Can You Afford to Lose Customer Data?
I noticed a recent article talking about additional fines for ChoicePoint. They were fined for a second breach of security that occurred 4 years after the original intrusion. This may be an extreme case, but it’s a tragic reminder of the importance of proactive security.
As you may recall, ChoicePoint became a poster child for data loss when a 2004 breach was discovered. They struggled for years as the fines piled up and subsequently sold themselves off piecemeal, with Reed Elsevier retaining the ChoicePoint name. However, the story is not as important to me as the company they keep.
Nowadays, whenever someone writes about data breaches, they inevitably mention three names: ChoicePoint, TJX, and Heartland Systems. This continual rehashing of past mistakes is doing massive harm to the brands that the companies have developed. And in that, there are lessons here for every company that must make a claim about security.

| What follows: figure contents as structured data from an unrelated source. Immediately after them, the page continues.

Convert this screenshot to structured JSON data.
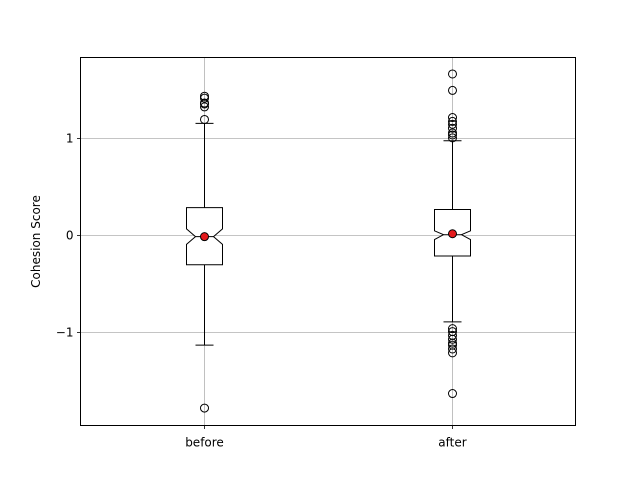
{
  "chart_data": {
    "type": "boxplot",
    "notched": true,
    "ylabel": "Cohesion Score",
    "xlabel": "",
    "categories": [
      "before",
      "after"
    ],
    "ylim": [
      -1.97,
      1.83
    ],
    "yticks": [
      -1,
      0,
      1
    ],
    "ytick_labels": [
      "−1",
      "0",
      "1"
    ],
    "grid": true,
    "mean_color": "#e41a1c",
    "boxes": [
      {
        "name": "before",
        "q1": -0.31,
        "median": -0.02,
        "q3": 0.28,
        "whisker_low": -1.14,
        "whisker_high": 1.15,
        "notch_low": -0.1,
        "notch_high": 0.06,
        "mean": -0.02,
        "outliers": [
          -1.79,
          1.19,
          1.32,
          1.35,
          1.36,
          1.41,
          1.43
        ]
      },
      {
        "name": "after",
        "q1": -0.22,
        "median": 0.0,
        "q3": 0.26,
        "whisker_low": -0.9,
        "whisker_high": 0.97,
        "notch_low": -0.05,
        "notch_high": 0.04,
        "mean": 0.01,
        "outliers": [
          -1.64,
          -1.22,
          -1.18,
          -1.14,
          -1.12,
          -1.08,
          -1.04,
          -1.0,
          -0.97,
          1.0,
          1.03,
          1.05,
          1.1,
          1.14,
          1.17,
          1.21,
          1.49,
          1.66
        ]
      }
    ]
  }
}
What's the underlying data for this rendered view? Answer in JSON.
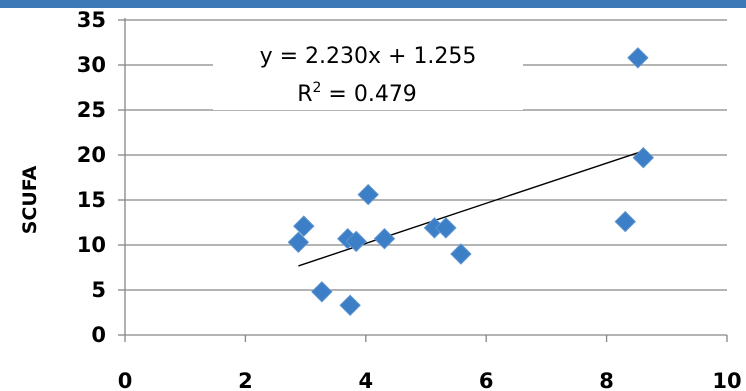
{
  "chart_data": {
    "type": "scatter",
    "title": "",
    "xlabel": "",
    "ylabel": "SCUFA",
    "xlim": [
      0,
      10
    ],
    "ylim": [
      0,
      35
    ],
    "x_ticks": [
      "0",
      "2",
      "4",
      "6",
      "8",
      "10"
    ],
    "y_ticks": [
      "0",
      "5",
      "10",
      "15",
      "20",
      "25",
      "30",
      "35"
    ],
    "grid": "horizontal",
    "legend": "none",
    "marker": "diamond",
    "marker_color": "#3d7fc6",
    "series": [
      {
        "points": [
          {
            "x": 2.88,
            "y": 10.3
          },
          {
            "x": 2.97,
            "y": 12.1
          },
          {
            "x": 3.27,
            "y": 4.8
          },
          {
            "x": 3.7,
            "y": 10.7
          },
          {
            "x": 3.74,
            "y": 3.3
          },
          {
            "x": 3.84,
            "y": 10.4
          },
          {
            "x": 4.04,
            "y": 15.6
          },
          {
            "x": 4.31,
            "y": 10.7
          },
          {
            "x": 5.14,
            "y": 11.9
          },
          {
            "x": 5.33,
            "y": 11.9
          },
          {
            "x": 5.58,
            "y": 9.0
          },
          {
            "x": 8.31,
            "y": 12.6
          },
          {
            "x": 8.52,
            "y": 30.8
          },
          {
            "x": 8.61,
            "y": 19.7
          }
        ]
      }
    ],
    "trendline": {
      "type": "linear",
      "slope": 2.23,
      "intercept": 1.255,
      "x_range": [
        2.88,
        8.55
      ],
      "color": "#000000"
    },
    "annotation": {
      "equation": "y = 2.230x + 1.255",
      "r2_label": "R",
      "r2_sup": "2",
      "r2_value": " = 0.479"
    },
    "colors": {
      "top_bar": "#3d78b7",
      "grid": "#868686",
      "axis": "#868686"
    }
  }
}
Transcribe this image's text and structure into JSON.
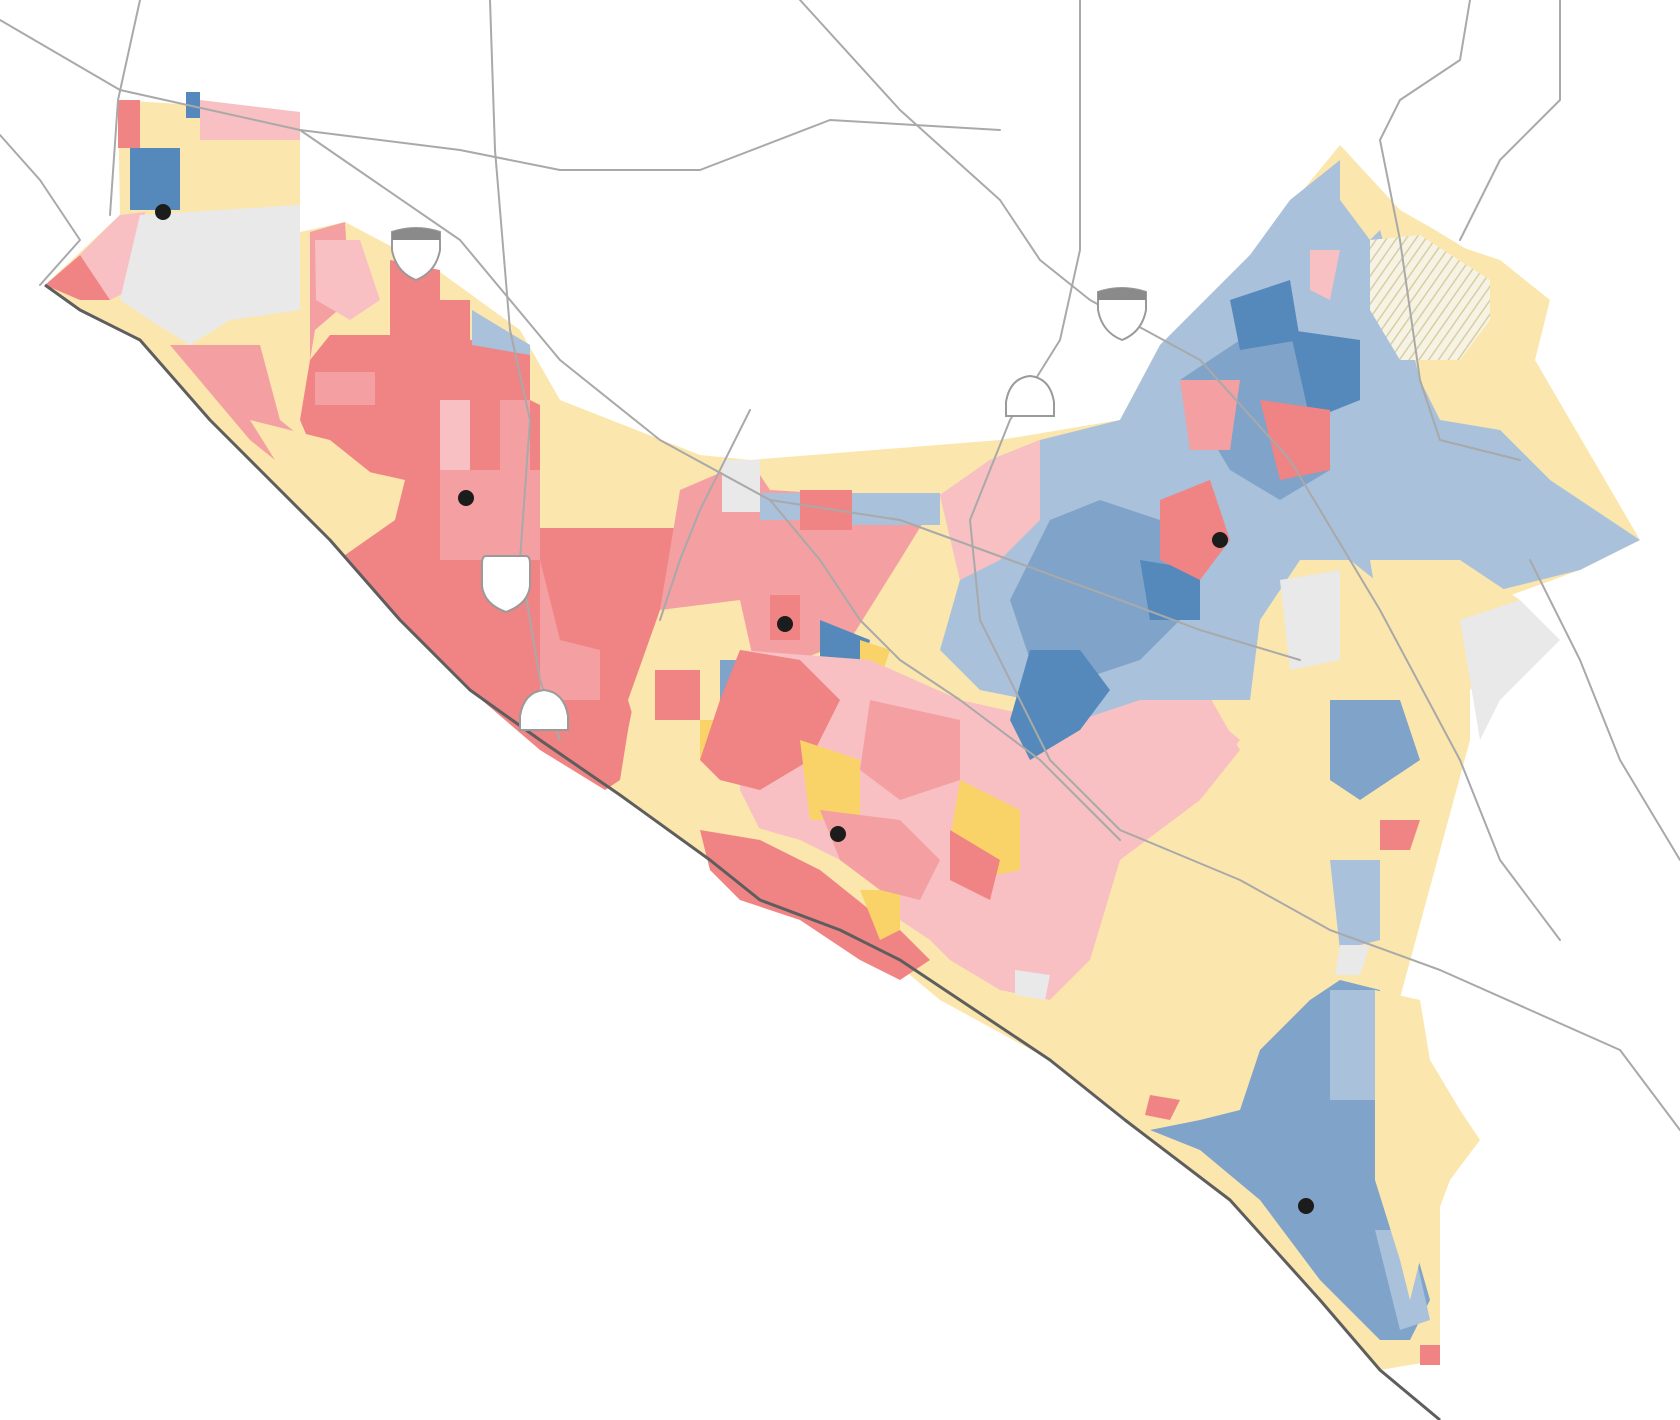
{
  "map": {
    "palette": {
      "red_strong": "#f08384",
      "red_mid": "#f4a0a3",
      "red_light": "#f8c0c2",
      "yellow_light": "#fbe6ad",
      "yellow_strong": "#f9d367",
      "blue_strong": "#5589bb",
      "blue_mid": "#7fa3c9",
      "blue_light": "#a9c1db",
      "no_data": "#e9e9e9",
      "road": "#a9a9a9",
      "coastline": "#5e5e5e",
      "city_marker": "#1c1c1c"
    },
    "highway_shields": [
      {
        "name": "interstate-shield",
        "icon": "interstate-shield-icon"
      },
      {
        "name": "interstate-shield",
        "icon": "interstate-shield-icon"
      },
      {
        "name": "us-route-shield",
        "icon": "us-route-shield-icon"
      },
      {
        "name": "state-route-shield",
        "icon": "state-route-shield-icon"
      },
      {
        "name": "state-route-shield",
        "icon": "state-route-shield-icon"
      }
    ],
    "city_markers": [
      {
        "name": "city-marker",
        "icon": "dot-icon"
      },
      {
        "name": "city-marker",
        "icon": "dot-icon"
      },
      {
        "name": "city-marker",
        "icon": "dot-icon"
      },
      {
        "name": "city-marker",
        "icon": "dot-icon"
      },
      {
        "name": "city-marker",
        "icon": "dot-icon"
      },
      {
        "name": "city-marker",
        "icon": "dot-icon"
      }
    ]
  }
}
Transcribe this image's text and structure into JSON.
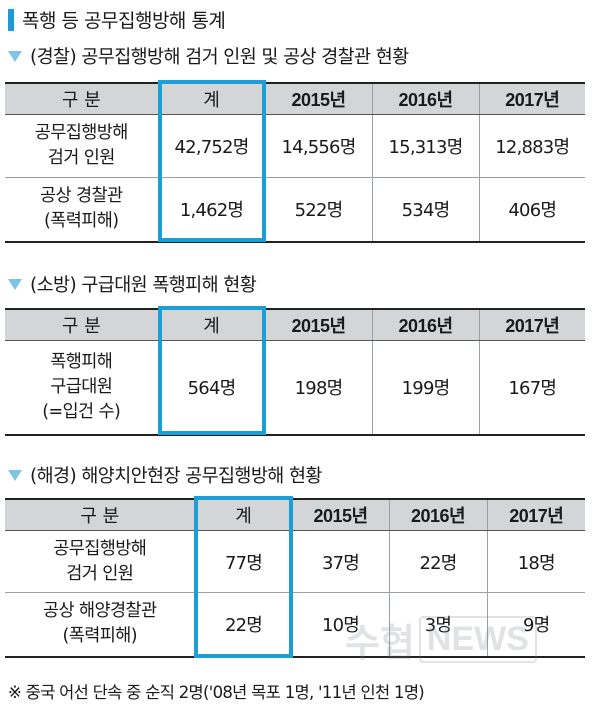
{
  "title": "폭행 등 공무집행방해 통계",
  "header": {
    "category": "구 분",
    "total": "계",
    "years": [
      "2015년",
      "2016년",
      "2017년"
    ]
  },
  "sections": [
    {
      "title": "(경찰) 공무집행방해 검거 인원 및 공상 경찰관 현황",
      "rows": [
        {
          "label": [
            "공무집행방해",
            "검거 인원"
          ],
          "total": "42,752명",
          "values": [
            "14,556명",
            "15,313명",
            "12,883명"
          ]
        },
        {
          "label": [
            "공상 경찰관",
            "(폭력피해)"
          ],
          "total": "1,462명",
          "values": [
            "522명",
            "534명",
            "406명"
          ]
        }
      ]
    },
    {
      "title": "(소방) 구급대원 폭행피해 현황",
      "rows": [
        {
          "label": [
            "폭행피해",
            "구급대원",
            "(=입건 수)"
          ],
          "total": "564명",
          "values": [
            "198명",
            "199명",
            "167명"
          ]
        }
      ]
    },
    {
      "title": "(해경) 해양치안현장 공무집행방해 현황",
      "rows": [
        {
          "label": [
            "공무집행방해",
            "검거 인원"
          ],
          "total": "77명",
          "values": [
            "37명",
            "22명",
            "18명"
          ]
        },
        {
          "label": [
            "공상 해양경찰관",
            "(폭력피해)"
          ],
          "total": "22명",
          "values": [
            "10명",
            "3명",
            "9명"
          ]
        }
      ]
    }
  ],
  "footnote": "※ 중국 어선 단속 중 순직 2명('08년 목포 1명, '11년 인천 1명)",
  "watermark": {
    "text_ko": "수협",
    "text_en": "NEWS"
  },
  "colors": {
    "accent": "#1b9fd6",
    "header_bg": "#d3d5d7",
    "triangle": "#7ec4e6"
  }
}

If you are talking to your leadership team about spending for security, be sure to let them know that the cost of a positive brand image is many times the amount you will spend on computer security this year. If your organization makes a spectacular blunder in the security space, you could be one of those names that gets bandied about any time someone needs a cheap joke about cyber crime. No matter how much work you do after the breach, it probably won’t matter.
Your job as a security professional is to translate these problems into business terms. Start by estimating the annual value of your corporate brand. Then model a catastrophic security scenario and cost out the 10 year effort it could take to rebuild the brand, after the incident occurred. Once you’ve done all that, the real value of good security might be more interesting to Management.